Some broad beans - they are very sweet when steamed.

A large 'Salad bowl' lettuce.

There has been small quantities of berries - strawberries and mulberries (and cackleberries too). Psst, don't tell anyone, I have also eaten quite a few mulberries straight off the tree!

I also emptied one of the temporary beds I established when we first moved here. The only things in that bed were some pathetic leeks and spring onions.

I don't think I will try leeks here again.  I have had success with leeks before but in milder climates. Here where we are a little more extreme, it's been too cold in winter for them to thrive and now that it's warmed up the leeks have started flowering.  There is not much leek to these - mostly flower cores...

Even though the same thing has happened to the spring onions, they are a quicker crop and I can plan to avoid  the more difficult times of the year  to ensure they don't bolt.

There has been a little chives, some dill, thyme and rosemary but that's been it really.

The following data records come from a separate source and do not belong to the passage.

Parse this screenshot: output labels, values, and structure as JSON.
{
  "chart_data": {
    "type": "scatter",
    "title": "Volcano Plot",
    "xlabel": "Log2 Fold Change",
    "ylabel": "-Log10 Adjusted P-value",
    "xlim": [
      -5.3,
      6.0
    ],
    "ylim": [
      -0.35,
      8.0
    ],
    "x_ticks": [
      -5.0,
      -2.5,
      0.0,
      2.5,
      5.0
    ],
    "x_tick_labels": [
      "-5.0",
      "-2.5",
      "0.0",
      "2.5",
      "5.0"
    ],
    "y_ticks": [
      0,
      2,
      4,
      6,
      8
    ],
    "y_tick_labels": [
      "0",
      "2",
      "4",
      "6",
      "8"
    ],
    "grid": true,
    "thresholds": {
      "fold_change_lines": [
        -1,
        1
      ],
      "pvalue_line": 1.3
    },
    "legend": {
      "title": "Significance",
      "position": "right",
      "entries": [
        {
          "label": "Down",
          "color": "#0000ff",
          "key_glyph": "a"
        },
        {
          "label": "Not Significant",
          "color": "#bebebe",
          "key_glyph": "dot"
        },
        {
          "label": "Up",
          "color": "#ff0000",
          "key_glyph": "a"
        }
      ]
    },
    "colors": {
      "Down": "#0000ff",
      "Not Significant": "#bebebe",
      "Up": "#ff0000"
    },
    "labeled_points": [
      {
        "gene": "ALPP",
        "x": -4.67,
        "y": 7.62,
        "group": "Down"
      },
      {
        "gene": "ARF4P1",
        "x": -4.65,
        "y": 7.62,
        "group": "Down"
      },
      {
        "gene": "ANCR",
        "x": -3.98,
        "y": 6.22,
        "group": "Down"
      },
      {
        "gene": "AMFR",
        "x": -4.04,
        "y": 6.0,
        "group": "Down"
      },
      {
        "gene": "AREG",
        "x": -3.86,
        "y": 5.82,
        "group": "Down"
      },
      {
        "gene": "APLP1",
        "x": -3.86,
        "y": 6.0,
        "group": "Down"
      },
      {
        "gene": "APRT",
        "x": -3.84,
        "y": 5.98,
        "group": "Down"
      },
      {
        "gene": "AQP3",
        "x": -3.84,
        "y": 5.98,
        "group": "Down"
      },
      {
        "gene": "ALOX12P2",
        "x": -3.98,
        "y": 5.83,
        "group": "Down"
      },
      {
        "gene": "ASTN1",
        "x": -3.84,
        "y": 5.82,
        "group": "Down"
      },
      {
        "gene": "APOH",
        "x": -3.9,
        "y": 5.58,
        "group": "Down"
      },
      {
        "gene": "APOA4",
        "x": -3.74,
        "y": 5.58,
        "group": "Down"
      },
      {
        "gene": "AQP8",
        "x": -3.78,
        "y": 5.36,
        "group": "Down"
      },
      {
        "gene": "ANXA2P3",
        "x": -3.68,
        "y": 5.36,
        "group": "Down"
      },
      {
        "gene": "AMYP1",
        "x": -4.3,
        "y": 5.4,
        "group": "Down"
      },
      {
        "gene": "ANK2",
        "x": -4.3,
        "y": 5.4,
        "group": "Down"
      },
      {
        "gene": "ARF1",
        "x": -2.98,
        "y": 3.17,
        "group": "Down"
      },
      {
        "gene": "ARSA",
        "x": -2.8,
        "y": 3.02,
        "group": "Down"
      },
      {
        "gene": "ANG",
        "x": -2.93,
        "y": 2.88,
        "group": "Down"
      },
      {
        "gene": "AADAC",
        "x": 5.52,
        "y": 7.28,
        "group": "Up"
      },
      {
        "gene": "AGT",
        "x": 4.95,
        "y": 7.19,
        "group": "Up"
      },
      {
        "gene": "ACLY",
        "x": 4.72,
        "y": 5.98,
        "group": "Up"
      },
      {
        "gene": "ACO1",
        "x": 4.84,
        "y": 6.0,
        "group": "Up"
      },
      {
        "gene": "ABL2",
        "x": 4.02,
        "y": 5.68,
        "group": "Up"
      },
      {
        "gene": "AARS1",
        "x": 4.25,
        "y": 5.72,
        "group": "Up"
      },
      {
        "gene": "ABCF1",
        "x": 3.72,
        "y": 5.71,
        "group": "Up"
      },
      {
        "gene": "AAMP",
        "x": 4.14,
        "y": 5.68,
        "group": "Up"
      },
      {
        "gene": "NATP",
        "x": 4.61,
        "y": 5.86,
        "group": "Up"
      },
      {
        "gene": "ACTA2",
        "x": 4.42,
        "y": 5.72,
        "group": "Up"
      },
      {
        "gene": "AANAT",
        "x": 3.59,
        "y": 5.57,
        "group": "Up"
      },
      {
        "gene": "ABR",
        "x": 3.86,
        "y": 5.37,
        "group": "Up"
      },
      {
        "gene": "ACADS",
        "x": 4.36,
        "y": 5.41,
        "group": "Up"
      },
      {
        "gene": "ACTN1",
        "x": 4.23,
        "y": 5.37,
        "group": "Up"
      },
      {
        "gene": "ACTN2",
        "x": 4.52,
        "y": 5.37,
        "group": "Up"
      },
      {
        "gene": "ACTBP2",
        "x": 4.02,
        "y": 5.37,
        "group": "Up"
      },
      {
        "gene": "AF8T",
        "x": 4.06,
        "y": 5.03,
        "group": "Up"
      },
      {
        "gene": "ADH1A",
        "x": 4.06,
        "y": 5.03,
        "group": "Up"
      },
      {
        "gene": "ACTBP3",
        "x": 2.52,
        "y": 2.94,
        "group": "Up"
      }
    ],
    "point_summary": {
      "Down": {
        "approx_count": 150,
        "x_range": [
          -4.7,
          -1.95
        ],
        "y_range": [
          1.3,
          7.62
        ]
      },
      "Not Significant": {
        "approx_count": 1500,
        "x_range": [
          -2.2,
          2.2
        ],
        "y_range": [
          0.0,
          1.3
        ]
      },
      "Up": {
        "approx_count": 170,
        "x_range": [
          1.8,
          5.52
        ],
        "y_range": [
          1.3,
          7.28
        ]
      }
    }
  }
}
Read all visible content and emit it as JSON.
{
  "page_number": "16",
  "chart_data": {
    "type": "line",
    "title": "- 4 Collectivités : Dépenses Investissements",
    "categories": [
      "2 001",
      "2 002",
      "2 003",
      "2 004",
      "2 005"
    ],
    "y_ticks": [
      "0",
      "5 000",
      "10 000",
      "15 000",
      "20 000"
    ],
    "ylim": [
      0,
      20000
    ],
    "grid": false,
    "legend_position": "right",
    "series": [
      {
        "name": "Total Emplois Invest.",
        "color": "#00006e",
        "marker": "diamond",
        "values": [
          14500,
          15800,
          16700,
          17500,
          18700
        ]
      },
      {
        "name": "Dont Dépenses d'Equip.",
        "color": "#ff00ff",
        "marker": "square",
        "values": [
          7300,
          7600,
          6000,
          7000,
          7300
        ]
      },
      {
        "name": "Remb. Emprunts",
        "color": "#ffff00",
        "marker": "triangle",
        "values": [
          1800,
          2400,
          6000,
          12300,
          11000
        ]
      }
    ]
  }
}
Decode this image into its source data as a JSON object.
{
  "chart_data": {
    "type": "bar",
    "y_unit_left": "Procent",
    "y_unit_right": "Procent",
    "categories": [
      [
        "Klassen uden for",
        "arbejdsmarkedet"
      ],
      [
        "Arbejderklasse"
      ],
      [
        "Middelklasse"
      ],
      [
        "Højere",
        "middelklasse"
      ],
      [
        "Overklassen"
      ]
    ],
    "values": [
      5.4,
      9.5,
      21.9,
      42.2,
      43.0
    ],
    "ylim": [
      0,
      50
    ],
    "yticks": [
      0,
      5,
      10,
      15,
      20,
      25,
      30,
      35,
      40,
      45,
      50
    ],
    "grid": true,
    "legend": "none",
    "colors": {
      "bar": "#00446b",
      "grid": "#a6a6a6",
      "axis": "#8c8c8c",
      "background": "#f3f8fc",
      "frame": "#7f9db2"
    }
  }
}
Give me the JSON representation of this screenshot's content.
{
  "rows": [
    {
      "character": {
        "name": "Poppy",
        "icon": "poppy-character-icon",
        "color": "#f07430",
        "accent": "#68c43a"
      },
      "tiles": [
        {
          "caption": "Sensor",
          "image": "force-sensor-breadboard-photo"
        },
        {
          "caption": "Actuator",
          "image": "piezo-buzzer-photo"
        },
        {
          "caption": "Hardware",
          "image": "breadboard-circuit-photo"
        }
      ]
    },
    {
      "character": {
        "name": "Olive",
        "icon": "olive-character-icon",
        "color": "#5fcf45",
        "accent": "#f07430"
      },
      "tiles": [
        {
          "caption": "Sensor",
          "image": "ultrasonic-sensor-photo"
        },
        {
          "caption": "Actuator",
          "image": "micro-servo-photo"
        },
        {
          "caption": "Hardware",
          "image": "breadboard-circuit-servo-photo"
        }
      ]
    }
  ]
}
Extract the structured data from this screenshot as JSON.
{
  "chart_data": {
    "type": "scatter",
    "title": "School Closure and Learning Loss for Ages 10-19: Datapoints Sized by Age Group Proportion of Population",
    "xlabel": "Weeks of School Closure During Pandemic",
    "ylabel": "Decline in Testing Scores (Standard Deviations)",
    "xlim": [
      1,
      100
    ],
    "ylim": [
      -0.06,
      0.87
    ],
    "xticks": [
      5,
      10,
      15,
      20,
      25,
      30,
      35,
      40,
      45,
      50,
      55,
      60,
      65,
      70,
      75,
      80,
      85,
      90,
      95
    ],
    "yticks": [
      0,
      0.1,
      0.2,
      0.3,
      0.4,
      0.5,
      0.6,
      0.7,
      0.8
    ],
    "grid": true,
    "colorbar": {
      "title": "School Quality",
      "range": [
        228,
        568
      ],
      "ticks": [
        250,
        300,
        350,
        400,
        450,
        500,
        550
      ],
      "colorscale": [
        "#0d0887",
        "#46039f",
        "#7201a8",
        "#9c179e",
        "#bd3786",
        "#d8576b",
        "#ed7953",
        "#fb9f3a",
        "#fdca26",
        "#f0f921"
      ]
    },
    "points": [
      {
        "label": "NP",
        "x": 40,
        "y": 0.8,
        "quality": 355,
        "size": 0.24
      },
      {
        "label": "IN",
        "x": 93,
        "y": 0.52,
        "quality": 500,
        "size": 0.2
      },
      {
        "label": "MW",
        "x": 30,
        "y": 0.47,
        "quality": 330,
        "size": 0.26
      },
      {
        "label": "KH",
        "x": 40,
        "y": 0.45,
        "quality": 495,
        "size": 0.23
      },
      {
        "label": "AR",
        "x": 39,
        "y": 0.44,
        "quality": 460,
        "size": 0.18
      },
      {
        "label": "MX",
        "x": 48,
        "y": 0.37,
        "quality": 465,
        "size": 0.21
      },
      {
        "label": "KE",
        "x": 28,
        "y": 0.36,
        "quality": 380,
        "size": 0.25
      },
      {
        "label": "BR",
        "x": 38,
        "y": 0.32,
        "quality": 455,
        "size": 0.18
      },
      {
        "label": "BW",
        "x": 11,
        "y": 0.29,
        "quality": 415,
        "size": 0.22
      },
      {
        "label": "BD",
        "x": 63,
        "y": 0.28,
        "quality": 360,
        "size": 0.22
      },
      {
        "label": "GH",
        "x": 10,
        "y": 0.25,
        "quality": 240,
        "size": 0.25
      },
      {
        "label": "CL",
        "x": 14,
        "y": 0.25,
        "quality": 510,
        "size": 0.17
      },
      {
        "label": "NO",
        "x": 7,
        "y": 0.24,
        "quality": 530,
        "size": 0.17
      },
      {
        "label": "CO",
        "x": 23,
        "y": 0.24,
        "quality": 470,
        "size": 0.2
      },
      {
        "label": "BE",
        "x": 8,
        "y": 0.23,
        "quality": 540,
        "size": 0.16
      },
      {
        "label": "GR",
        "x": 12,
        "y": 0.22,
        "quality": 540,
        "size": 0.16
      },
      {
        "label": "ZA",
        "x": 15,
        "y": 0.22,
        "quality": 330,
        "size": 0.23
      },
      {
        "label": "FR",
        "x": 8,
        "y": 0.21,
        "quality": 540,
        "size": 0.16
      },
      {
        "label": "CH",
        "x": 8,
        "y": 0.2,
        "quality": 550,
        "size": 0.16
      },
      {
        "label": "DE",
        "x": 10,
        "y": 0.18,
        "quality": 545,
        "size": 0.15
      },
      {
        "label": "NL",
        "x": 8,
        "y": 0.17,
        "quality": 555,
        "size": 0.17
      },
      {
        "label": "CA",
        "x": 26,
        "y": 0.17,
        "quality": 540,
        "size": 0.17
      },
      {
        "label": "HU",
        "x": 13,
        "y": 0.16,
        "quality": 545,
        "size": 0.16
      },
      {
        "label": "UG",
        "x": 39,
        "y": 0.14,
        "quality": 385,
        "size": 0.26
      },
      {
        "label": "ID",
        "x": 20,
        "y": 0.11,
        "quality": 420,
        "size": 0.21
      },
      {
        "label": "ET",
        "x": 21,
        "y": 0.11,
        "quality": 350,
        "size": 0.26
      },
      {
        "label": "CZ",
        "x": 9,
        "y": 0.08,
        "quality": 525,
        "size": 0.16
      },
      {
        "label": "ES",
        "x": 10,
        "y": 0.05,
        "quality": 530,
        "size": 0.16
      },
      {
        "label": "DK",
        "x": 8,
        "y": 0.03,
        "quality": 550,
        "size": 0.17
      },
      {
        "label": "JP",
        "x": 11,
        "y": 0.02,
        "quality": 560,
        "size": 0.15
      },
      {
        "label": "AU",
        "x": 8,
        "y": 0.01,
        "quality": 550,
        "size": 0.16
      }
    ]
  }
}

Hope you're pickings are good. Pop over to Daphne's to see her pickings and others from around the world.


  1. At least you have some red, my harvests are uniformly green at the moment. I've only got one more week of broad beans then I will be done to just leaves. One day I will sort out the succession planting lark.... Loving the look of your berries. Incidentally how cold do you get in winter?

    1. We only just get minus but it has been a warm winter AND we have had the worst of our frosts very late October! I am also lucky in that the micro environment here is pretty good. We are on a ridge - the house and the veggie garden , and so the frost tends to slip off the sides of the ridge unless it is quite severe. Still that late October frost knocked back many of my summer crops - beans, corm potatoes and a few tomatoes but I am back on the job now. I know what you mean about succession planting, I don't seem to get it right either. Oh well. there is always a new thing to learn with gardening.

  2. If you get sick of radishes you could use them on the Christmas tree!

    1. Pretty aren't they? No, I wont get sick of them. Tomorrow I am making homos specially to dip the radishes into!

    2. Your typo made me chuckle! :)

      I finally got around to sowing some radish and I'm really looking forward to them. The broad beans have been a delight and I reckon I've got a couple of more weeks before they peter out, with plenty for the freezer, too.

  3. You had me there for a moment, cackleberries, hah! Maybe you just need to find the right variety of leeks for your climate. I know they grow well here and I think my climate is very similar to yours. We get two or three frosty nights and maybe a freeze or two but rarely anything severely cold. Full disclosure, I don't grow them myself but I do buy them from local growers at the farmer's market.